Hiroshima was pretty terrible as it was. And I thought the capability that everyone focuses on because it gets nations a seat at the nuclear table was just basic fission weapons. But please correct me if I am wrong.


> I thought a second fusion stage required modeling and testing well beyond basic development

The bottleneck is UF₆ centrifuges, not the modeling. They're definitely aiming for a fission-fusion design: "The sources note that Iran has attempted to produce deuterium-tritium gas on its own inside Iran - with the help of Russian scientists - but has so far been unable to do so, and due to pressures by the Iranian leadership to accelerate the weapons production program, decided to try to purchase this substance abroad." [0]

India and Pakistan did their first tests ~30 years ago, a lot has changed since then and if you're building a nuke in '25 might as well spend some cash on a simulation cluster and buy some multiphysics simulation software from Russia..

[0] The sources note that Iran has attempted to produce deuterium-tritium gas on its own inside Iran - with the help of Russian scientists - but has so far been unable to do so, and due to pressures by the Iranian leadership to accelerate the weapons production program, decided to try to purchase this substance abroad.
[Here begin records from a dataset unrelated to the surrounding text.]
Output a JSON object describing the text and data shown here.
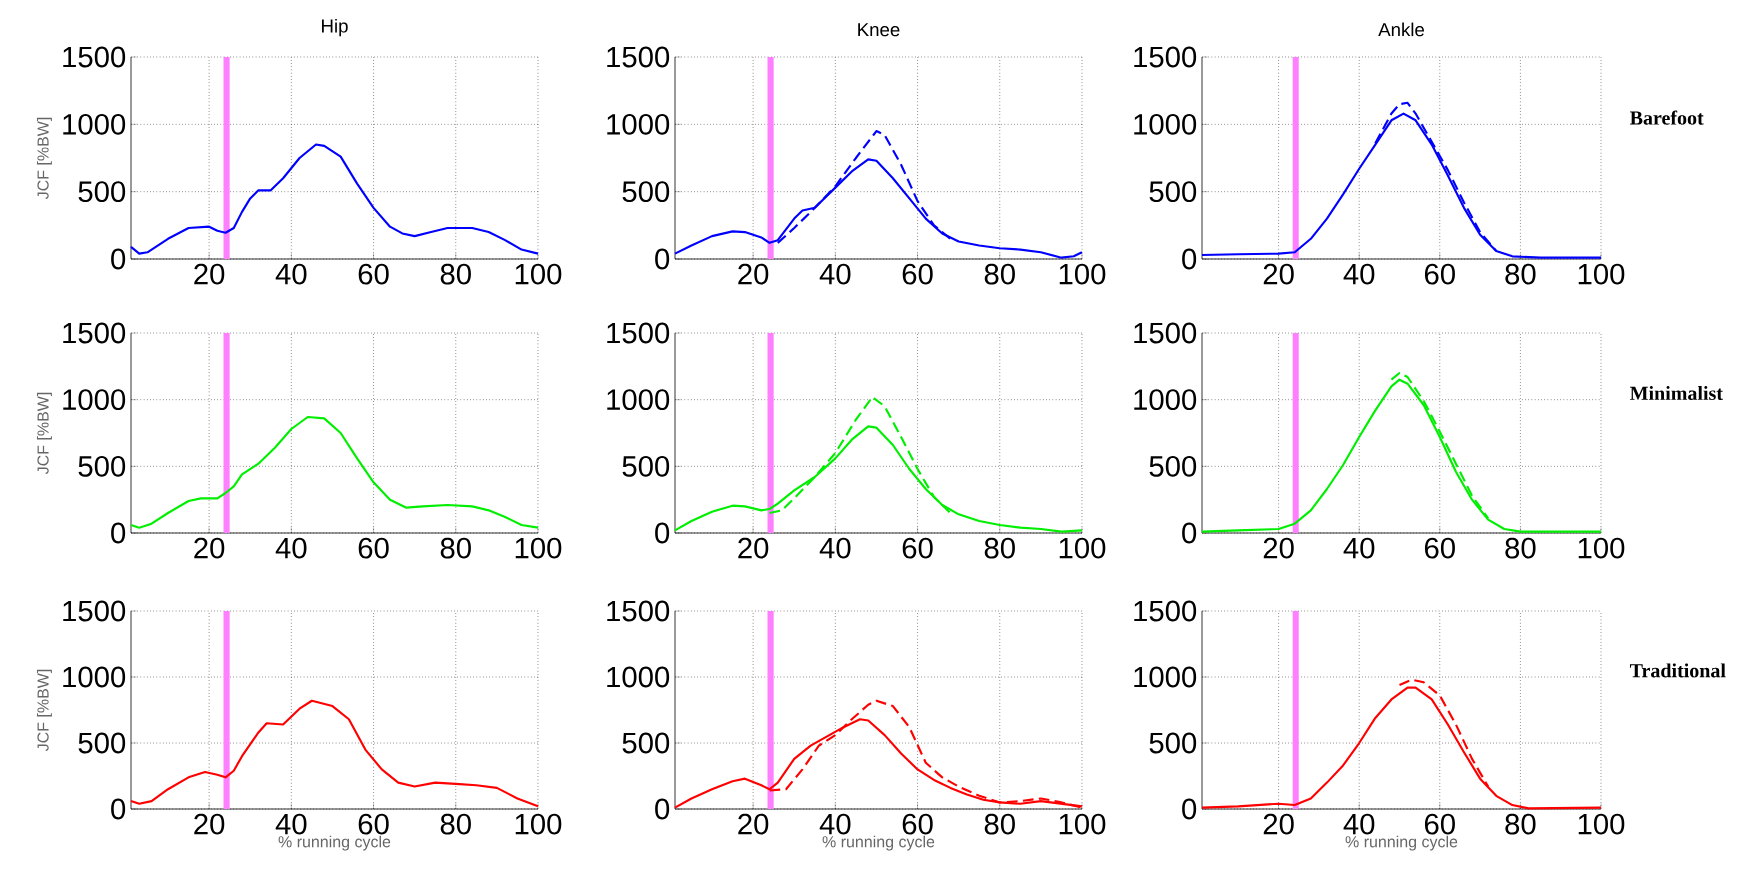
{
  "chart_data": [
    {
      "type": "line",
      "title": "Hip",
      "ylabel": "JCF [%BW]",
      "xlim": [
        1,
        100
      ],
      "ylim": [
        0,
        1500
      ],
      "xticks": [
        20,
        40,
        60,
        80,
        100
      ],
      "yticks": [
        0,
        500,
        1000,
        1500
      ],
      "grid": true,
      "bands": [
        {
          "axis": "x",
          "from": 23.5,
          "to": 25,
          "color": "#ff80ff"
        }
      ],
      "series": [
        {
          "color": "#0000ff",
          "line_style": "solid",
          "x": [
            1,
            3,
            5,
            10,
            15,
            20,
            22,
            24,
            26,
            28,
            30,
            32,
            35,
            38,
            42,
            46,
            48,
            52,
            56,
            60,
            64,
            67,
            70,
            74,
            78,
            84,
            88,
            92,
            96,
            100
          ],
          "values": [
            90,
            40,
            50,
            150,
            230,
            240,
            210,
            195,
            230,
            350,
            450,
            510,
            510,
            600,
            750,
            850,
            840,
            760,
            560,
            380,
            240,
            190,
            170,
            200,
            230,
            230,
            200,
            140,
            70,
            40
          ]
        }
      ]
    },
    {
      "type": "line",
      "title": "Knee",
      "xlim": [
        1,
        100
      ],
      "ylim": [
        0,
        1500
      ],
      "xticks": [
        20,
        40,
        60,
        80,
        100
      ],
      "yticks": [
        0,
        500,
        1000,
        1500
      ],
      "grid": true,
      "bands": [
        {
          "axis": "x",
          "from": 23.5,
          "to": 25,
          "color": "#ff80ff"
        }
      ],
      "series": [
        {
          "color": "#0000ff",
          "line_style": "solid",
          "x": [
            1,
            5,
            10,
            15,
            18,
            22,
            24,
            26,
            30,
            32,
            35,
            40,
            44,
            48,
            50,
            54,
            58,
            62,
            66,
            70,
            75,
            80,
            85,
            90,
            95,
            98,
            100
          ],
          "values": [
            40,
            100,
            170,
            205,
            200,
            160,
            120,
            140,
            300,
            360,
            380,
            530,
            650,
            740,
            730,
            600,
            450,
            300,
            190,
            130,
            100,
            80,
            70,
            50,
            10,
            20,
            50
          ]
        },
        {
          "color": "#0000ff",
          "line_style": "dashed",
          "x": [
            26,
            30,
            35,
            40,
            45,
            50,
            52,
            56,
            60,
            64,
            68
          ],
          "values": [
            120,
            230,
            380,
            540,
            750,
            950,
            920,
            700,
            430,
            250,
            150
          ]
        }
      ]
    },
    {
      "type": "line",
      "title": "Ankle",
      "annotations": [
        "Barefoot"
      ],
      "xlim": [
        1,
        100
      ],
      "ylim": [
        0,
        1500
      ],
      "xticks": [
        20,
        40,
        60,
        80,
        100
      ],
      "yticks": [
        0,
        500,
        1000,
        1500
      ],
      "grid": true,
      "bands": [
        {
          "axis": "x",
          "from": 23.5,
          "to": 25,
          "color": "#ff80ff"
        }
      ],
      "series": [
        {
          "color": "#0000ff",
          "line_style": "solid",
          "x": [
            1,
            10,
            20,
            24,
            28,
            32,
            36,
            40,
            44,
            48,
            51,
            54,
            58,
            62,
            66,
            70,
            74,
            78,
            85,
            100
          ],
          "values": [
            30,
            35,
            40,
            50,
            150,
            300,
            480,
            670,
            850,
            1030,
            1080,
            1030,
            850,
            620,
            380,
            180,
            60,
            20,
            10,
            10
          ]
        },
        {
          "color": "#0000ff",
          "line_style": "dashed",
          "x": [
            44,
            48,
            50,
            52,
            54,
            58,
            62,
            66,
            70,
            74
          ],
          "values": [
            860,
            1080,
            1150,
            1160,
            1080,
            870,
            660,
            420,
            200,
            60
          ]
        }
      ]
    },
    {
      "type": "line",
      "ylabel": "JCF [%BW]",
      "xlim": [
        1,
        100
      ],
      "ylim": [
        0,
        1500
      ],
      "xticks": [
        20,
        40,
        60,
        80,
        100
      ],
      "yticks": [
        0,
        500,
        1000,
        1500
      ],
      "grid": true,
      "bands": [
        {
          "axis": "x",
          "from": 23.5,
          "to": 25,
          "color": "#ff80ff"
        }
      ],
      "series": [
        {
          "color": "#00ee00",
          "line_style": "solid",
          "x": [
            1,
            3,
            6,
            10,
            15,
            18,
            22,
            24,
            26,
            28,
            32,
            36,
            40,
            44,
            48,
            52,
            56,
            60,
            64,
            68,
            72,
            78,
            84,
            88,
            92,
            96,
            100
          ],
          "values": [
            60,
            40,
            70,
            150,
            240,
            260,
            260,
            300,
            350,
            440,
            520,
            640,
            780,
            870,
            860,
            750,
            560,
            380,
            250,
            190,
            200,
            210,
            200,
            170,
            120,
            60,
            40
          ]
        }
      ]
    },
    {
      "type": "line",
      "xlim": [
        1,
        100
      ],
      "ylim": [
        0,
        1500
      ],
      "xticks": [
        20,
        40,
        60,
        80,
        100
      ],
      "yticks": [
        0,
        500,
        1000,
        1500
      ],
      "grid": true,
      "bands": [
        {
          "axis": "x",
          "from": 23.5,
          "to": 25,
          "color": "#ff80ff"
        }
      ],
      "series": [
        {
          "color": "#00ee00",
          "line_style": "solid",
          "x": [
            1,
            5,
            10,
            15,
            18,
            22,
            24,
            26,
            30,
            35,
            40,
            44,
            48,
            50,
            54,
            58,
            62,
            66,
            70,
            75,
            80,
            85,
            90,
            95,
            100
          ],
          "values": [
            20,
            90,
            160,
            205,
            200,
            170,
            180,
            220,
            320,
            420,
            560,
            700,
            800,
            790,
            660,
            480,
            330,
            210,
            140,
            90,
            60,
            40,
            30,
            10,
            20
          ]
        },
        {
          "color": "#00ee00",
          "line_style": "dashed",
          "x": [
            24,
            27,
            30,
            35,
            40,
            45,
            49,
            52,
            56,
            60,
            64,
            68
          ],
          "values": [
            150,
            170,
            260,
            420,
            600,
            850,
            1020,
            950,
            720,
            480,
            270,
            150
          ]
        }
      ]
    },
    {
      "type": "line",
      "annotations": [
        "Minimalist"
      ],
      "xlim": [
        1,
        100
      ],
      "ylim": [
        0,
        1500
      ],
      "xticks": [
        20,
        40,
        60,
        80,
        100
      ],
      "yticks": [
        0,
        500,
        1000,
        1500
      ],
      "grid": true,
      "bands": [
        {
          "axis": "x",
          "from": 23.5,
          "to": 25,
          "color": "#ff80ff"
        }
      ],
      "series": [
        {
          "color": "#00ee00",
          "line_style": "solid",
          "x": [
            1,
            10,
            20,
            24,
            28,
            32,
            36,
            40,
            44,
            48,
            50,
            52,
            56,
            60,
            64,
            68,
            72,
            76,
            80,
            100
          ],
          "values": [
            10,
            20,
            30,
            70,
            170,
            330,
            510,
            720,
            920,
            1100,
            1150,
            1120,
            960,
            720,
            460,
            250,
            100,
            30,
            10,
            10
          ]
        },
        {
          "color": "#00ee00",
          "line_style": "dashed",
          "x": [
            48,
            50,
            52,
            56,
            60,
            64,
            68,
            72
          ],
          "values": [
            1150,
            1200,
            1170,
            990,
            760,
            520,
            280,
            110
          ]
        }
      ]
    },
    {
      "type": "line",
      "xlabel": "% running cycle",
      "ylabel": "JCF [%BW]",
      "xlim": [
        1,
        100
      ],
      "ylim": [
        0,
        1500
      ],
      "xticks": [
        20,
        40,
        60,
        80,
        100
      ],
      "yticks": [
        0,
        500,
        1000,
        1500
      ],
      "grid": true,
      "bands": [
        {
          "axis": "x",
          "from": 23.5,
          "to": 25,
          "color": "#ff80ff"
        }
      ],
      "series": [
        {
          "color": "#ff0000",
          "line_style": "solid",
          "x": [
            1,
            3,
            6,
            10,
            15,
            19,
            22,
            24,
            26,
            28,
            32,
            34,
            38,
            42,
            45,
            50,
            54,
            58,
            62,
            66,
            70,
            75,
            80,
            85,
            90,
            95,
            100
          ],
          "values": [
            60,
            40,
            60,
            150,
            240,
            280,
            260,
            240,
            290,
            400,
            580,
            650,
            640,
            760,
            820,
            780,
            680,
            450,
            300,
            200,
            170,
            200,
            190,
            180,
            160,
            80,
            20
          ]
        }
      ]
    },
    {
      "type": "line",
      "xlabel": "% running cycle",
      "xlim": [
        1,
        100
      ],
      "ylim": [
        0,
        1500
      ],
      "xticks": [
        20,
        40,
        60,
        80,
        100
      ],
      "yticks": [
        0,
        500,
        1000,
        1500
      ],
      "grid": true,
      "bands": [
        {
          "axis": "x",
          "from": 23.5,
          "to": 25,
          "color": "#ff80ff"
        }
      ],
      "series": [
        {
          "color": "#ff0000",
          "line_style": "solid",
          "x": [
            1,
            5,
            10,
            15,
            18,
            22,
            24,
            26,
            30,
            34,
            38,
            42,
            46,
            48,
            52,
            56,
            60,
            64,
            68,
            72,
            76,
            80,
            85,
            90,
            95,
            100
          ],
          "values": [
            10,
            80,
            150,
            210,
            230,
            180,
            150,
            200,
            380,
            480,
            550,
            620,
            680,
            670,
            560,
            420,
            300,
            220,
            160,
            110,
            70,
            50,
            40,
            60,
            40,
            20
          ]
        },
        {
          "color": "#ff0000",
          "line_style": "dashed",
          "x": [
            24,
            28,
            32,
            36,
            40,
            44,
            48,
            50,
            54,
            58,
            62,
            66,
            70,
            75,
            80,
            85,
            90,
            95,
            100
          ],
          "values": [
            140,
            150,
            300,
            480,
            560,
            680,
            790,
            820,
            780,
            620,
            350,
            240,
            170,
            100,
            50,
            60,
            80,
            50,
            10
          ]
        }
      ]
    },
    {
      "type": "line",
      "xlabel": "% running cycle",
      "annotations": [
        "Traditional"
      ],
      "xlim": [
        1,
        100
      ],
      "ylim": [
        0,
        1500
      ],
      "xticks": [
        20,
        40,
        60,
        80,
        100
      ],
      "yticks": [
        0,
        500,
        1000,
        1500
      ],
      "grid": true,
      "bands": [
        {
          "axis": "x",
          "from": 23.5,
          "to": 25,
          "color": "#ff80ff"
        }
      ],
      "series": [
        {
          "color": "#ff0000",
          "line_style": "solid",
          "x": [
            1,
            10,
            20,
            24,
            28,
            32,
            36,
            40,
            44,
            48,
            52,
            54,
            58,
            62,
            66,
            70,
            74,
            78,
            82,
            100
          ],
          "values": [
            10,
            20,
            40,
            30,
            80,
            200,
            330,
            500,
            690,
            830,
            920,
            920,
            830,
            640,
            430,
            230,
            100,
            30,
            5,
            10
          ]
        },
        {
          "color": "#ff0000",
          "line_style": "dashed",
          "x": [
            50,
            53,
            56,
            60,
            64,
            68,
            72
          ],
          "values": [
            940,
            980,
            960,
            860,
            640,
            380,
            170
          ]
        }
      ]
    }
  ]
}
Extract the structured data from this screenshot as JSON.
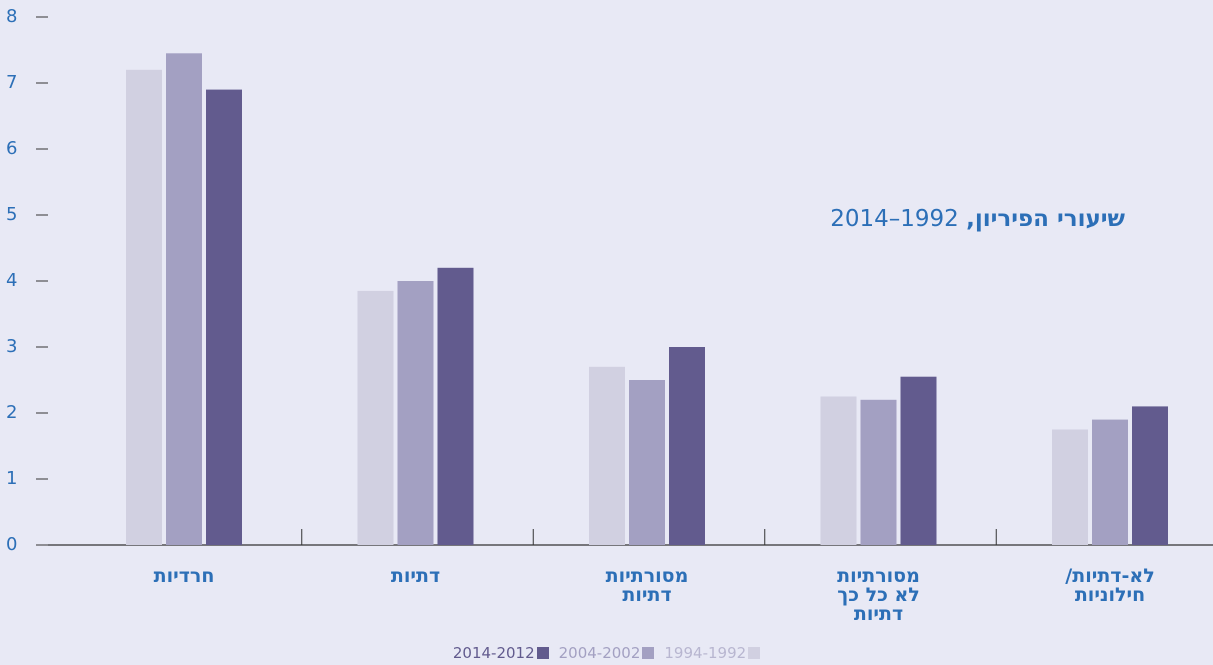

Aren't there some R&D difficulties there? Like that whole fogbank thing the US forgot how to make? I hear trying to obtain deuterium and I figure it's for development and small-scale experiments, rather than an ingredient for a straightforward bomb recipe.

Maybe I'm just putting too much weight on the trials and tribulations of developing the first fusion bombs, and the details of solving or working around those problems is widely known in the right circles these days? Plus advancements in simulation accuracy?